Yes. Vessel sailings count calendar days continuously because ships do not stop for weekends. A 14-day port-to-port quote from Shanghai to Long Beach is 14 calendar days from departure ETD to arrival ETA. Weekends only matter at the origin and destination terminals, where gate hours determine when containers can move on or off the vessel.

How are customs hold days counted in delivery time?

Customs holds are usually billed in calendar days against the importer's free time at the terminal. CBP can place a hold for examination (a CET hold, MET hold, or VACIS X-ray) that takes 1 to 7 calendar days to clear. The terminal typically allows 4 to 7 days of free time after vessel discharge before demurrage starts, and the customs hold runs concurrently with that free time, eating into it.

What are demurrage and detention?

Demurrage is what the terminal charges for a container that sits at the terminal past free time. Detention is what the carrier charges for a container that has been picked up but not returned to the terminal past the allowed turnaround time. Both are typically billed per day in calendar days. Demurrage rates escalate (for example, $150/day for the first 5 days, $300/day for days 6-10, $450/day after).

What does DDP transit time include under Incoterms 2020?
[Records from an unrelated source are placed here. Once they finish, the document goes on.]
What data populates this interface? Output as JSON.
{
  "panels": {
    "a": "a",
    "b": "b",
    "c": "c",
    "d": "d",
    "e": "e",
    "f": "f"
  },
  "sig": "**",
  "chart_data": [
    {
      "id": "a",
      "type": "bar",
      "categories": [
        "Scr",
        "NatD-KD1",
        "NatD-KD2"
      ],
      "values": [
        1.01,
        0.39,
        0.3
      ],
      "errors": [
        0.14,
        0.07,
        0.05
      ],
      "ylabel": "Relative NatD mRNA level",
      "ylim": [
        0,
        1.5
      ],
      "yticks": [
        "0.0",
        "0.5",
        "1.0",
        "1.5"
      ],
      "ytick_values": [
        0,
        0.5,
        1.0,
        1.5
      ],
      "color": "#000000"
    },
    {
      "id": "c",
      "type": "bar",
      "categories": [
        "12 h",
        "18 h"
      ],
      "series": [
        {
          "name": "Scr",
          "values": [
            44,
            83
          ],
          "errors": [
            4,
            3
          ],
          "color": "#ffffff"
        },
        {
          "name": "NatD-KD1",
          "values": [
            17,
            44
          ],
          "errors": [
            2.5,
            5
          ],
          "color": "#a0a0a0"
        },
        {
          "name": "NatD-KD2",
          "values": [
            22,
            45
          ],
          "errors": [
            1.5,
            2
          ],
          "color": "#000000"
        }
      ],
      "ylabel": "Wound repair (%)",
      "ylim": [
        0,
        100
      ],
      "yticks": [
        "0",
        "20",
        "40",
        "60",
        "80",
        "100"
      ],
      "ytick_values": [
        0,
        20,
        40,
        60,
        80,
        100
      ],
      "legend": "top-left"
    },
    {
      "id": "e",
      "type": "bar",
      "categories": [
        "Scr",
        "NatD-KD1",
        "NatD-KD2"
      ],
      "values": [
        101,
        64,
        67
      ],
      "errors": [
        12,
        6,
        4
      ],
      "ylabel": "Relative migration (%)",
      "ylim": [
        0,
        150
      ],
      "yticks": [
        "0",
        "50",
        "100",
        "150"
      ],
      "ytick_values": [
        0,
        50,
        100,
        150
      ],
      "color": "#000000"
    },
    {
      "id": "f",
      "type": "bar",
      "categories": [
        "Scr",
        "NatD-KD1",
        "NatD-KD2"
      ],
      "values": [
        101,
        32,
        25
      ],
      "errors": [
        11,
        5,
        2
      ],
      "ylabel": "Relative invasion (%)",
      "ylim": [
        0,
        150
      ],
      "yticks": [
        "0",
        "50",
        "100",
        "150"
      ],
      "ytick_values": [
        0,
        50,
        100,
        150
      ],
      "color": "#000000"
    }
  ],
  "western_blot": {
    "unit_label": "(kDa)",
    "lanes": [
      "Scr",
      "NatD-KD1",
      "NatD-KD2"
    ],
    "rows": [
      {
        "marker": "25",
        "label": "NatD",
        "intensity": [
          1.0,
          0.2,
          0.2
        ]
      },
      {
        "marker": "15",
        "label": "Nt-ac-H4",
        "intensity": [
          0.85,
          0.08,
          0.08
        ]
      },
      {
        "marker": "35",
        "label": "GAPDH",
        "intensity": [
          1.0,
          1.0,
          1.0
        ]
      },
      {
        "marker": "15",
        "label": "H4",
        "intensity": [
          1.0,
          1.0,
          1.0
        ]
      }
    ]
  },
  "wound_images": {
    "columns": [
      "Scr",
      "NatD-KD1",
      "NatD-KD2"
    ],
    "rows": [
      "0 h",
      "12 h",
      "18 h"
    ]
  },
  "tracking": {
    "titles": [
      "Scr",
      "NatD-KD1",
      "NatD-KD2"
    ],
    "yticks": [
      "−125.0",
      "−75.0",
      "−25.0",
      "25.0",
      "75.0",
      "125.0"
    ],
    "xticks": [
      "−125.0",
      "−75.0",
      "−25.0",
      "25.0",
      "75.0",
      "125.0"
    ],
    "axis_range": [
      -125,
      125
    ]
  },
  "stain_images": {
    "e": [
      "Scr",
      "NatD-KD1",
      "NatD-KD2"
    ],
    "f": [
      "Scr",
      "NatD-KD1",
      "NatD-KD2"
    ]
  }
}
DDP (Delivered Duty Paid) means the seller delivers the goods, cleared for import, to the agreed destination. Transit time under DDP includes the full chain: pickup from origin, port transit, customs clearance at destination, and delivery to the buyer's address. The seller bears all transit-day risk, including delays from customs holds and terminal congestion. Incoterms 2020 spells out the seller obligations in DDP A2 through A8.